Please keep in mind that you _do_ sort the sets at least when printing
them.  For example, right now you cannot write a doctest checking the
printing of FiniteSet(FiniteSet(1, 3, 5), FiniteSet(2, 4, 6)), because
it will get printed as {{1, 3, 5}, {2, 4, 6}} or as {{2, 4, 6}, {1, 3,
5}}.  (I haven't checked this particular example; I have a more
complicated scenario in my code, but what I show should convey the
idea.)

Therefore I just cannot imagine how we can get away without assuring a
consistent FiniteSet.sort_key.  I'd call the current state a
fundamentally broken state, because it doesn't behave as it should.

>> Now, I do admit that not every use case of FiniteSet implies storing
>> it in a container.  Therefore, perhaps, we could go with a lazy
>> approach: don't sort .args at FiniteSet creation; however, whenever a
>> certain order of .args is required, sort it and leave it like that
>> afterwards.  On the one hand, this will bring in sorting strictly when
>> needed and, on the other hand, it will avoid the sorting in use cases
>> when it is not required.
>>
>> Do you think that's a better approach?
>
> Changing the args during the life of the object seems risky and adds
> complications. For instance, computing the hash will require that the
> args are sorted. And what if something keeps a reference to the original
> args after they are sorted?

That I have thought of a bit.  That does sound tricky, on the overall.
I don't think people are supposed to use .args independently of the
class (i.e., even if someone has a copy to the original, unsorted
args, one shouldn't refer to them directly but rather construct a new
FiniteSet from them), but I may be very wrong and, of course, this
does not diminish the trickiness of the approach.
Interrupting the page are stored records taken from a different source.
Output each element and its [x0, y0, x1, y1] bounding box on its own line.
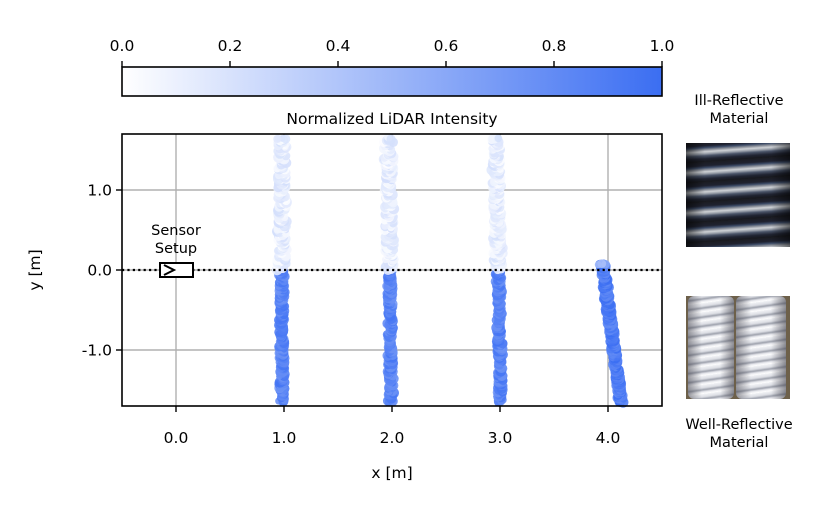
colorbar-tick-label: 0.2 [218, 37, 243, 55]
colorbar-label: Normalized LiDAR Intensity [286, 110, 497, 128]
x-tick-label: 1.0 [272, 429, 297, 447]
plot-area: Sensor Setup 0.0 1.0 2.0 3.0 4.0 1.0 0.0 -1.0 [82, 133, 663, 447]
ill-reflective-material-photo [686, 143, 790, 247]
colorbar-tick-label: 0.6 [434, 37, 459, 55]
y-axis-label: y [m] [26, 249, 44, 290]
point-cloud-column-2 [378, 133, 400, 407]
sensor-setup-marker [159, 262, 194, 278]
point-cloud-column-3 [486, 133, 508, 407]
colorbar-gradient [121, 66, 663, 97]
white-hose-left [688, 296, 734, 399]
x-tick-label: 3.0 [488, 429, 513, 447]
colorbar-ticks: 0.0 0.2 0.4 0.6 0.8 1.0 [110, 37, 675, 67]
lidar-point [594, 261, 602, 269]
lidar-point [273, 134, 282, 144]
x-tick-label: 4.0 [596, 429, 621, 447]
sensor-arrow-icon [163, 264, 177, 276]
y-tick-label: -1.0 [82, 342, 112, 360]
sensor-annotation-line1: Sensor [151, 223, 201, 239]
x-axis-ticks: 0.0 1.0 2.0 3.0 4.0 [164, 406, 621, 447]
colorbar-tick-label: 0.0 [110, 37, 135, 55]
well-reflective-label-line2: Material [710, 435, 769, 451]
ill-reflective-label-line2: Material [710, 111, 769, 127]
colorbar-tick-label: 0.8 [542, 37, 567, 55]
well-reflective-label-line1: Well-Reflective [685, 417, 792, 433]
y-tick-label: 0.0 [87, 262, 112, 280]
lidar-point [386, 134, 396, 144]
y-axis-ticks: 1.0 0.0 -1.0 [82, 182, 122, 360]
x-tick-label: 0.0 [164, 429, 189, 447]
well-reflective-material-photo [686, 296, 790, 399]
white-hose-right [736, 296, 786, 399]
lidar-point [494, 134, 503, 143]
colorbar-tick-label: 1.0 [650, 37, 675, 55]
colorbar-tick-label: 0.4 [326, 37, 351, 55]
point-cloud-column-4 [594, 259, 629, 408]
point-cloud-column-1 [271, 134, 292, 407]
data-points [271, 133, 629, 408]
sensor-annotation-line2: Setup [155, 241, 197, 257]
lidar-point [281, 134, 291, 144]
x-axis-label: x [m] [371, 464, 412, 482]
ill-reflective-label-line1: Ill-Reflective [694, 93, 783, 109]
y-tick-label: 1.0 [87, 182, 112, 200]
x-tick-label: 2.0 [380, 429, 405, 447]
colorbar: 0.0 0.2 0.4 0.6 0.8 1.0 Normalized LiDAR Inte… [110, 37, 675, 128]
>> In [21]: %timeit frozenset(s)
>> 100000 loops, best of 3: 2.4 us per loop
>>
>> In [23]: %timeit FiniteSet(s)
>> 1000 loops, best of 3: 191 us per loop
>>
>> Which puts the two more or less on par, if I am reading the %timeit
>> stats correctly (I've never used it before though, so I probably am
>> not).
>
> Er, no, if you're comparing frozenset(s) with FiniteSet(s), then the
> former is about 80 times faster than the latter. This isn't surprising,
> given that set to frozenset is O(1) while set to list to frozenset to
> tuple is O(n).

All right, so one doesn't compare those results as 10^5 * 2.4 vs. 1000
* 191 :-)

I get your point with the O(n) slowdown of storing set elements in
.args, but I don't think it is possible to get away without it and
complying with the behaviour expected from a Basic instance.